BATULICIN - Seekor buaya kembali terlihat di kawasan Masjid Apung Ziyadatul Abrar, Siring Pagatan, Desa Sungai Lembu, Kecamatan Kusan Hilir, Kabupaten Tanah Bumbu, Kalimantan Selatan.
Buaya ini terlihat beberapa kali, terakhir tertangkap kamera drone pada Jumat (8/11/2024) pagi.
Kepala Desa Sungai Lembu, Rusniansyah, pada mengonfirmasi keberadaan buaya tersebut.
“Tim Dokumentasi Desa berhasil merekam buaya itu melintas di sekitar masjid menggunakan drone,” ujarnya.
Video tersebut, kata Rusniansyah, telah dikirim ke Satuan Polisi Pamong Praja dan Damkar serta Camat Kusan Hilir untuk mempersiapkan langkah penanganan.
Penampakan buaya pertama terjadi sekira pukul 01.00 Wita.
Tim gabungan dari aparat desa, Babinsa, Polmas, BPD, dan nelayan setempat melakukan patroli sampai pukul 03.40 dini hari.
Pagi harinya, sekira pukul 08.00 Wita, buaya itu tampak bergerak ke arah Muara Sungai Beringin.
Menurutnya, buaya muara cenderung aktif menjelang malam, sedangkan pagi hingga sore dianggap lebih aman.
Kendati begitu, ia tetap mengingatkan warga untuk terus waspada.
“Kami tetap memberi edukasi dan imbauan kepada pengunjung,” terangnya.
Saat ini, dua metode penangkapan sedang dipersiapkan. Alternatif pertama adalah memasang dua set jaring di titik-titik yang sering menjadi lokasi penampakan.
Alternatif kedua adalah pemasangan perangkap khusus yang akan disiapkan oleh Balai Konservasi Sumber Daya Alam (BKSDA).
Bupati Tanah Bumbu, Zairullah Azhar, juga sempat menyinggung kemunculan buaya di pesisir Pantai Siring Pagatan dalam rapat bersama jajarannya pada Selasa (5/11/2024).
Kemunculan buaya ini menimbulkan kekhawatiran di kalangan masyarakat.
Kemunculan ini berdampak pada menurunnya jumlah pengunjung ke pantai, yang turut mempengaruhi pendapatan pedagang di sekitar lokasi.
Zairullah mengaku prihatin dan meminta dinas terkait untuk berkoordinasi dengan pihak berwenang dalam penanganan satwa liar.
Ia berharap langkah antisipasi segera dilakukan untuk menjaga keamanan pengunjung serta memulihkan aktivitas ekonomi di Pantai Pagatan.

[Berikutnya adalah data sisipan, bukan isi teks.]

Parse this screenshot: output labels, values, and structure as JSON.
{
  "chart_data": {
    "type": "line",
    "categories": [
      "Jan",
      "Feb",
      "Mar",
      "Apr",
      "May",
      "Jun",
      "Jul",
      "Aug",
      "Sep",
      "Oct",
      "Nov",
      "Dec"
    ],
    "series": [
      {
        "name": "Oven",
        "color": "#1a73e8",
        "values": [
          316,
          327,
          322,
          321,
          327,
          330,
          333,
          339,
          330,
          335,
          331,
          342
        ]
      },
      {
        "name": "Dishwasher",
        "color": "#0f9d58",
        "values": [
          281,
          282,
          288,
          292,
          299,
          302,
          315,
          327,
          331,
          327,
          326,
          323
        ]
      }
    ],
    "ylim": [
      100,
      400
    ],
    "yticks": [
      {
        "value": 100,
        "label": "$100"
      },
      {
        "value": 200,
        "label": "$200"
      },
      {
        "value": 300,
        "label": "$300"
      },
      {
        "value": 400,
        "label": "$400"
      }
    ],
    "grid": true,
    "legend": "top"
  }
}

Sebelumnya, pada Selasa (27/8/2024) malam, buaya sempat terlihat di dekat Masjid Apung Ziyadatul Abrar.
Video penampakannya tersebar di media sosial.
Saat itu, Kepala Resort Taman Wisata Alam Pulau Burung Sewangi BKSDA Wilayah Batulicin, Muhammad Tejar menduga, buaya tersebut terbawa arus laut atau sedang mencari makan karena habitatnya di Sungai Sei Loban telah berkurang.
Untuk itu, pihak BKSDA memasang plang peringatan untuk meningkatkan kewaspadaan di area tersebut.